While it is probably
true, as everyone says, that Hamas won the recent Palestinian
elections not because it promised to wipe out Israel, but because
it promised to pick up the garbage in Gaza City (all politics
is local, etc.), it is also true that the prospect of increased
violence did not deter the average Palestinian from voting for
Hamas. History has seen this sort of thing before and it is not
very comforting. The rule -- the only rule -- is to take zealots
at their word.
History
speaks on this matter. If you would have asked a random German
in, say, 1932 if he was voting for the murder of Jews and a destructive
European war of unimaginable scope and horror, he would have said,
``Nein!'' What he really wanted was an end to the brawling
in the streets, a robust foreign policy and a big thumbs up to
traditional German culture -- no more of this smutty modern art
and filthy plays: ``Willkommen, Bienvenue, Welcome.''
Not any more. The cabaret is closed!
I saved for this
paragraph any reference to Hitler himself so as to postpone the
reflexive outburst of ``Nothing can be compared to the Nazis!''
Normally, I agree and I usually shy from such comparisons. But
I am not likening Hamas or Islamist militancy to Nazism, I am
only likening the mind of one sort of zealot to another. All too
often they mean what they say.
Unfortunately, the
men who were supposed to implement that program were determined
to implement others as well. They had made no bones about it;
it was all in their bible, ``Mein Kampf,'' and in their rallies
and speeches. It took some effort to overlook it, but a considerable
number of people managed to do so and later professed shock at
what happened. They looked into the abyss, saw nothing that concerned
them personally -- and went back to sleep.
In due course we
will be told that what Hamas has been insisting on for years --
the utter destruction of Israel -- is not really a serious goal.

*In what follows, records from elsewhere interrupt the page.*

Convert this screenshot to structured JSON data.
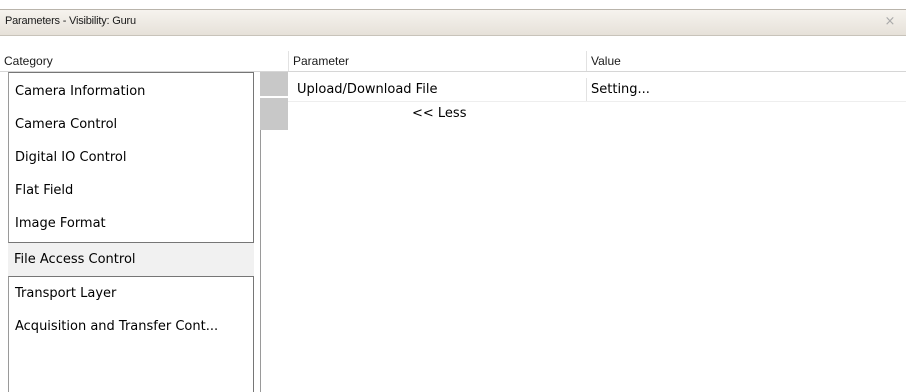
{
  "window": {
    "title": "Parameters - Visibility: Guru",
    "close_icon": "×"
  },
  "columns": {
    "category": "Category",
    "parameter": "Parameter",
    "value": "Value"
  },
  "categories": [
    {
      "label": "Camera Information",
      "selected": false
    },
    {
      "label": "Camera Control",
      "selected": false
    },
    {
      "label": "Digital IO Control",
      "selected": false
    },
    {
      "label": "Flat Field",
      "selected": false
    },
    {
      "label": "Image Format",
      "selected": false
    },
    {
      "label": "File Access Control",
      "selected": true
    },
    {
      "label": "Transport Layer",
      "selected": false
    },
    {
      "label": "Acquisition and Transfer Cont...",
      "selected": false
    }
  ],
  "parameters": [
    {
      "name": "Upload/Download File",
      "value": "Setting..."
    }
  ],
  "less_link": "<< Less",
  "colors": {
    "titlebar": "#ebe7e0",
    "selected_row": "#f1f1f1",
    "row_indicator": "#c8c8c8"
  }
}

Hamas should not be taken literally and, anyway, it will be forced
to moderate both its platform and its policies by the reality
of governing. When, for instance, it repeats the words of its
charter -- ``The solution of the problem (Israel) will only take
place by holy war" -- we will be assured that it is only
throwing red meat to what in America is called ``the base.'' As
for its truculent anti-Semitism -- not to be confused in this
case with anti-Zionism -- it, too, will be dismissed as without
consequence. Hamas will have to deal with reality -- and Israel,
in the region, is the mightiest reality of them all. Yasser Arafat
came to understand that.
But Arafat's Fatah
movement was secular and nationalistic. In this sense it was modern
-- another secular nationalistic movement, much like Zionism.

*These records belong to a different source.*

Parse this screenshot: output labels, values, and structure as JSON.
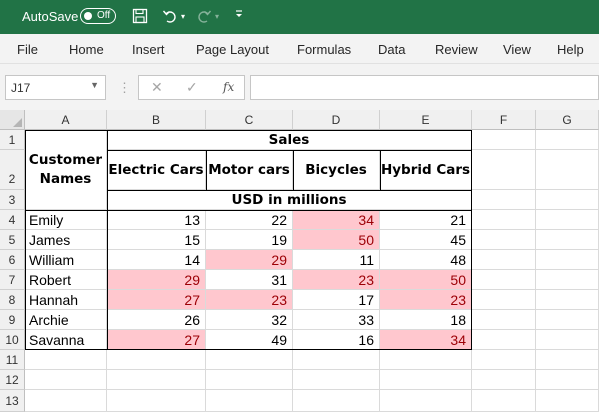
{
  "titlebar": {
    "autosave_label": "AutoSave",
    "autosave_state": "Off",
    "save_icon": "save-icon",
    "undo_icon": "undo-icon",
    "redo_icon": "redo-icon",
    "customize_icon": "customize-toolbar-icon"
  },
  "menu": [
    "File",
    "Home",
    "Insert",
    "Page Layout",
    "Formulas",
    "Data",
    "Review",
    "View",
    "Help"
  ],
  "formula_bar": {
    "name_box": "J17",
    "fx_label": "fx",
    "formula": ""
  },
  "columns": [
    "A",
    "B",
    "C",
    "D",
    "E",
    "F",
    "G"
  ],
  "rows": [
    "1",
    "2",
    "3",
    "4",
    "5",
    "6",
    "7",
    "8",
    "9",
    "10",
    "11",
    "12",
    "13"
  ],
  "sheet": {
    "header_names": "Customer Names",
    "sales_title": "Sales",
    "units": "USD in millions",
    "product_headers": [
      "Electric Cars",
      "Motor cars",
      "Bicycles",
      "Hybrid Cars"
    ],
    "data": [
      {
        "name": "Emily",
        "values": [
          "13",
          "22",
          "34",
          "21"
        ],
        "highlight": [
          false,
          false,
          true,
          false
        ]
      },
      {
        "name": "James",
        "values": [
          "15",
          "19",
          "50",
          "45"
        ],
        "highlight": [
          false,
          false,
          true,
          false
        ]
      },
      {
        "name": "William",
        "values": [
          "14",
          "29",
          "11",
          "48"
        ],
        "highlight": [
          false,
          true,
          false,
          false
        ]
      },
      {
        "name": "Robert",
        "values": [
          "29",
          "31",
          "23",
          "50"
        ],
        "highlight": [
          true,
          false,
          true,
          true
        ]
      },
      {
        "name": "Hannah",
        "values": [
          "27",
          "23",
          "17",
          "23"
        ],
        "highlight": [
          true,
          true,
          false,
          true
        ]
      },
      {
        "name": "Archie",
        "values": [
          "26",
          "32",
          "33",
          "18"
        ],
        "highlight": [
          false,
          false,
          false,
          false
        ]
      },
      {
        "name": "Savanna",
        "values": [
          "27",
          "49",
          "16",
          "34"
        ],
        "highlight": [
          true,
          false,
          false,
          true
        ]
      }
    ]
  },
  "colors": {
    "ribbon": "#217346",
    "highlight_fill": "#ffc7ce",
    "highlight_text": "#9c0006"
  }
}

Hamas, on the other hand, can be traced back to the Muslim Brotherhood
and its 1928 declaration: ``The Koran Is Our Constitution.'' It
is not modern; it is medieval. It gleefully sends people off to
their death as suicide bombers, spackling the walls of Tel Aviv
restaurants with the flesh of the innocent while assuring the
bombers a place in paradise. This is loathsome. This is terrifying.
That is the whole idea.
The continual mistake
of the Bush administration is to think, based on not much thinking
to begin with, that people are people -- pretty much the same
the world over. This is why the president extols democracy. (Lenin,
more of a cynic, purportedly observed: ``Democracy counts heads
without regard to what's in them.'') It must be what everyone
wants because it is what everyone here wants. To denigrate this
kind of talk suggests racism -- You mean we are not all the same?

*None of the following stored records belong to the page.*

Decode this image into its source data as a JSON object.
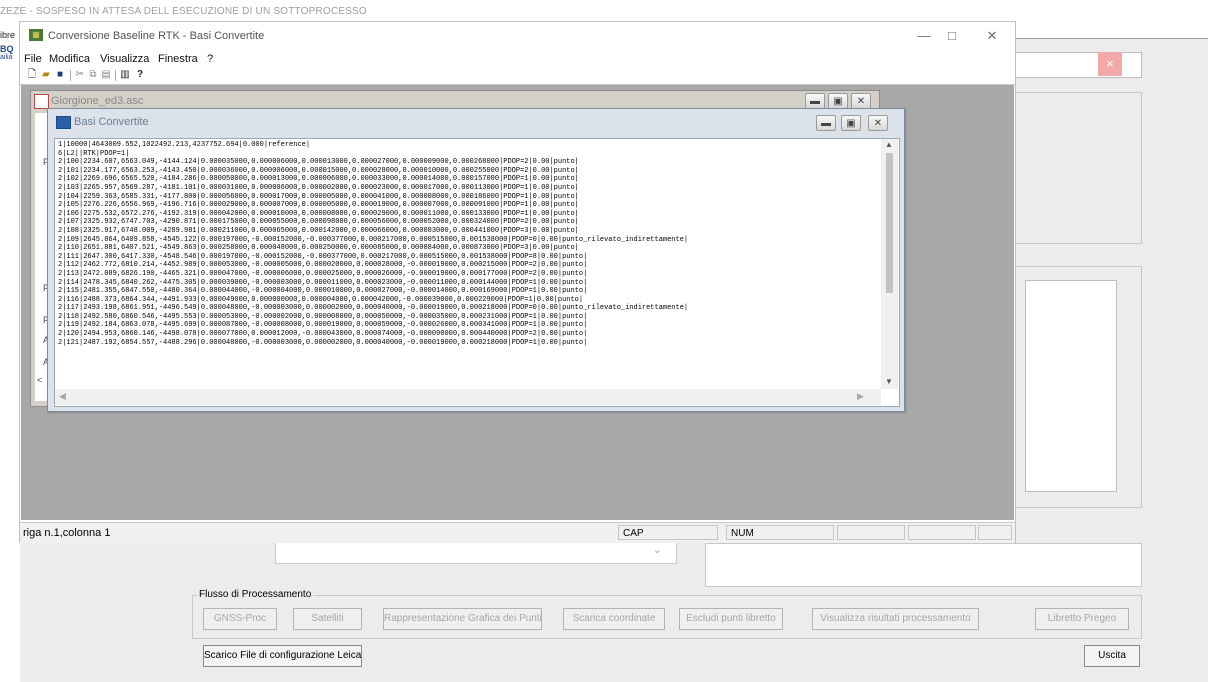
{
  "background": {
    "title_fragment": "ZEZE - SOSPESO IN ATTESA DELL ESECUZIONE DI UN SOTTOPROCESSO",
    "left_labels": [
      "ibre",
      "BQ",
      "ailia"
    ],
    "close_glyph": "×",
    "combo_arrow": "⌄",
    "group_title": "Flusso di Processamento",
    "group_buttons": [
      "GNSS-Proc",
      "Satelliti",
      "Rappresentazione Grafica dei Punti",
      "Scarica coordinate",
      "Escludi punti libretto",
      "Visualizza risultati processamento",
      "Libretto Pregeo"
    ],
    "scarico_label": "Scarico File di configurazione Leica",
    "uscita_label": "Uscita"
  },
  "main_window": {
    "title": "Conversione Baseline RTK - Basi Convertite",
    "controls": {
      "minimize": "—",
      "maximize": "□",
      "close": "✕"
    },
    "menu": [
      "File",
      "Modifica",
      "Visualizza",
      "Finestra",
      "?"
    ],
    "status": {
      "text": "riga n.1,colonna 1",
      "caps": "CAP",
      "num": "NUM"
    }
  },
  "window_giorgione": {
    "title": "Giorgione_ed3.asc",
    "side_labels": [
      "PF",
      "PF",
      "PF",
      "A",
      "A",
      "<"
    ]
  },
  "window_basi": {
    "title": "Basi Convertite",
    "lines": [
      "1|10000|4643009.552,1022492.213,4237752.694|0.000|reference|",
      "6|L2||RTK|PDOP=1|",
      "2|100|2234.607,6563.049,-4144.124|0.000035000,0.000006000,0.000013000,0.000027000,0.000009000,0.000268000|PDOP=2|0.00|punto|",
      "2|101|2234.177,6563.253,-4143.450|0.000036000,0.000006000,0.000015000,0.000028000,0.000010000,0.000255000|PDOP=2|0.00|punto|",
      "2|102|2269.696,6565.520,-4184.286|0.000050000,0.000013000,0.000006000,0.000033000,0.000014000,0.000157000|PDOP=1|0.00|punto|",
      "2|103|2265.957,6569.287,-4181.101|0.000031000,0.000006000,0.000002000,0.000023000,0.000017000,0.000113000|PDOP=1|0.00|punto|",
      "2|104|2259.363,6585.331,-4177.800|0.000056000,0.000017000,0.000005000,0.000041000,0.000008000,0.000186000|PDOP=1|0.00|punto|",
      "2|105|2276.226,6556.969,-4196.716|0.000029000,0.000007000,0.000005000,0.000019000,0.000007000,0.000091000|PDOP=1|0.00|punto|",
      "2|106|2275.532,6572.276,-4192.319|0.000042000,0.000010000,0.000008000,0.000029000,0.000011000,0.000133000|PDOP=1|0.00|punto|",
      "2|107|2325.932,6747.703,-4290.871|0.000175000,0.000055000,0.000098000,0.000056000,0.000052000,0.000324000|PDOP=2|0.00|punto|",
      "2|108|2325.917,6748.009,-4289.981|0.000211000,0.000065000,0.000142000,0.000066000,0.000083000,0.000441000|PDOP=3|0.00|punto|",
      "2|109|2645.864,6409.858,-4545.122|0.000197000,-0.000152000,-0.000377000,0.000217000,0.000515000,0.001538000|PDOP=0|0.00|punto_rilevato_indirettamente|",
      "2|110|2651.881,6407.521,-4549.863|0.000258000,0.000048000,0.000250000,0.000085000,0.000084000,0.000873000|PDOP=3|0.00|punto|",
      "2|111|2647.300,6417.330,-4548.546|0.000197000,-0.000152000,-0.000377000,0.000217000,0.000515000,0.001538000|PDOP=8|0.00|punto|",
      "2|112|2462.772,6810.214,-4452.989|0.000053000,-0.000005000,0.000020000,0.000028000,-0.000019000,0.000215000|PDOP=2|0.00|punto|",
      "2|113|2472.089,6826.190,-4465.321|0.000047000,-0.000006000,0.000025000,0.000026000,-0.000019000,0.000177000|PDOP=2|0.00|punto|",
      "2|114|2478.345,6840.262,-4475.305|0.000039000,-0.000003000,0.000011000,0.000023000,-0.000011000,0.000144000|PDOP=1|0.00|punto|",
      "2|115|2481.355,6847.550,-4480.364|0.000044000,-0.000004000,0.000010000,0.000027000,-0.000014000,0.000169000|PDOP=1|0.00|punto|",
      "2|116|2488.373,6864.344,-4491.933|0.000049000,0.000000000,0.000004000,0.000042000,-0.000039000,0.000229000|PDOP=1|0.00|punto|",
      "2|117|2493.198,6861.951,-4496.549|0.000048000,-0.000003000,0.000002000,0.000040000,-0.000019000,0.000218000|PDOP=0|0.00|punto_rilevato_indirettamente|",
      "2|118|2492.580,6860.546,-4495.553|0.000053000,-0.000002000,0.000008000,0.000050000,-0.000035000,0.000231000|PDOP=1|0.00|punto|",
      "2|119|2492.184,6863.078,-4495.699|0.000087000,-0.000008000,0.000019000,0.000059000,-0.000026000,0.000341000|PDOP=1|0.00|punto|",
      "2|120|2494.953,6860.146,-4498.078|0.000077000,0.000012000,-0.000043000,0.000074000,-0.000090000,0.000440000|PDOP=2|0.00|punto|",
      "2|121|2487.192,6854.557,-4488.296|0.000048000,-0.000003000,0.000002000,0.000040000,-0.000019000,0.000218000|PDOP=1|0.00|punto|"
    ]
  }
}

-- or a musty neocolonialism. But the hard truth is that culture
and religion matter, and we should not expect moderation (as we
did garlands and ecstatic maidens when U.S. troops entered Baghdad)
just because that's how we would react. Toto knows the truth.
The Middle East is not Kansas.
The leaders of Hamas
brim with the word of God and the certainty of their cause. From
here on they will lie about their ultimate aim and smilingly assure
us that what they have always said they no longer mean. Their
intention is clean government, efficient garbage service, good
schools and level soccer fields. All over the world, people will
believe them and urge the U.S. and Israel to do the same. Take
my word for this. Anyone can see the future. It's all in the past.